Nº613/762 - Recurrent natural hybridisation in Mediterranean Cyclamen: towards a conservation strategy for sites of ongoing evolution
Format: ORAL
Authors
Emmanuele Farris1, Jordi Lpez-Pujol2, Alfredo Maccioni1, Guillaume Papuga3, Virginie Pons4, Alfonso Susanna2, John D. Thompson4, Roser Vilatersana2
Affiliations
1 University of Sassari, Sassari, Italy; 2 Institut Botanic de Barcelona (IBB, CSIC-CMCNB), Barcelona, Spain; 3 University of Montpellier, Montpellier, France; 4 Centre d’Ecologie Fonctionnelle et Evolutive-CNRS, Montpellier, France
Abstract
Homoploid hybridisation gives rise to new lineages having the same chromosome numbers as parental species. Therefore the reproductive isolation of hybrid individuals from parental ones is complex and slow. Moreover, homoploid hybrids act as a bridge between the two parental species, favoring introgression events among them. These often combined processes form hybrid zones where homoploid hybrid populations and introgressed parental populations coexist. This is the case for the western Mediterranean Cyclamen subgenus Psilanthum, composed of two closely related allopatric taxa (Cyclamen repandum and C. balearicum).

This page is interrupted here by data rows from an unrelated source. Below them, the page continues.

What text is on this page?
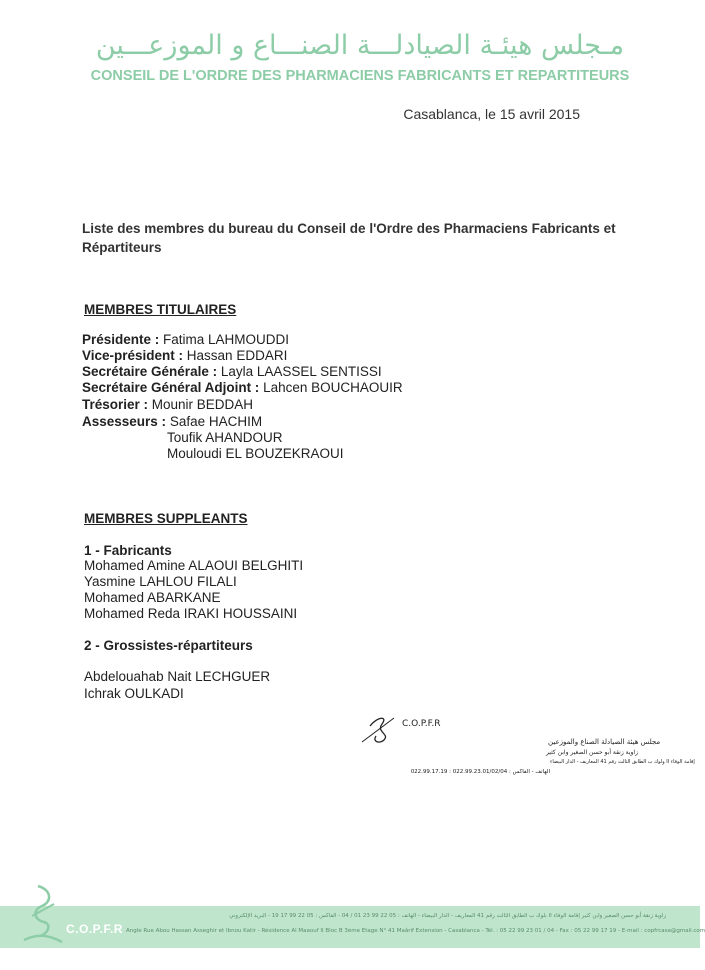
مـجلس هيئـة الصيادلـــة الصنـــاع و الموزعـــين
CONSEIL DE L'ORDRE DES PHARMACIENS FABRICANTS ET REPARTITEURS
Casablanca, le 15 avril 2015
Liste des membres du bureau du Conseil de l'Ordre des Pharmaciens Fabricants et Répartiteurs
MEMBRES TITULAIRES
Présidente : Fatima LAHMOUDDI
Vice-président : Hassan EDDARI
Secrétaire Générale : Layla LAASSEL SENTISSI
Secrétaire Général Adjoint : Lahcen BOUCHAOUIR
Trésorier : Mounir BEDDAH
Assesseurs : Safae HACHIM
Toufik AHANDOUR
Mouloudi EL BOUZEKRAOUI
MEMBRES SUPPLEANTS
1 - Fabricants
Mohamed Amine ALAOUI BELGHITI
Yasmine LAHLOU FILALI
Mohamed ABARKANE
Mohamed Reda IRAKI HOUSSAINI
2 - Grossistes-répartiteurs
Abdelouahab Nait LECHGUER
Ichrak OULKADI
C.O.P.F.R
مجلس هيئة الصيادلة الصناع والموزعين
زاوية زنقة أبو حسن الصغير وابن كثير
إقامة الوفاء II ولوك ب الطابق الثالث رقم 41 المعاريف - الدار البيضاء
022.99.17.19 : الهاتف - الفاكس : 022.99.23.01/02/04
C.O.P.F.R
زاوية زنقة أبو حسن الصغير وابن كثير إقامة الوفاء II بلوك ب الطابق الثالث رقم 41 المعاريف - الدار البيضاء - الهاتف : 05 22 99 23 01 / 04 - الفاكس : 05 22 99 17 19 - البريد الإلكتروني
Angle Rue Abou Hassan Asseghir et Ibnou Katir - Résidence Al Maaouf II Bloc B 3ème Etage N° 41 Maârif Extension - Casablanca - Tél. : 05 22 99 23 01 / 04 - Fax : 05 22 99 17 19 - E-mail : copfrcasa@gmail.com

Cyclamen repandum is a geographically widespread taxon (central Mediterranean Basin), whereas the second is endemic to the Balearic Islands and the south of France west of the Rhne valley. In 2002, three small populations of C. balearicum, C. repandum and bicoloured flowers were discovered in northern Corsica. These populations grow on limestone outcrops in a disjunct, until then unknown, peripheral part of the distribution of the endemic species and in an ecologically marginal area for the widespread species. Further, based on floral traits and genetic variability, it was highlighted that bicoloured floral types in these populations were of homoploid hybrid origin. Later a wide hybrid zone was discovered in north-western Sardinia, where bicoloured floral types dominate in hybrid populations, revealing a more advanced hybridisation process compared to Corsican populations. Recent findings showed that the cpDNA of all floral types in Sardinian populations is of C. balearicum rather than C. repandum, highlighting a bi-directional asymmetric introgression. These findings emphasise the need for precise comprehension of ongoing hybridisation processes to plan appropriate conservation strategies. These should include both small areas with incipient hybridisation events (like in Corsica) and wide hybrid zones where reticulate introgression among parental and hybrid lineages is the prevailing process on wide spatial scales (like in Sardinia).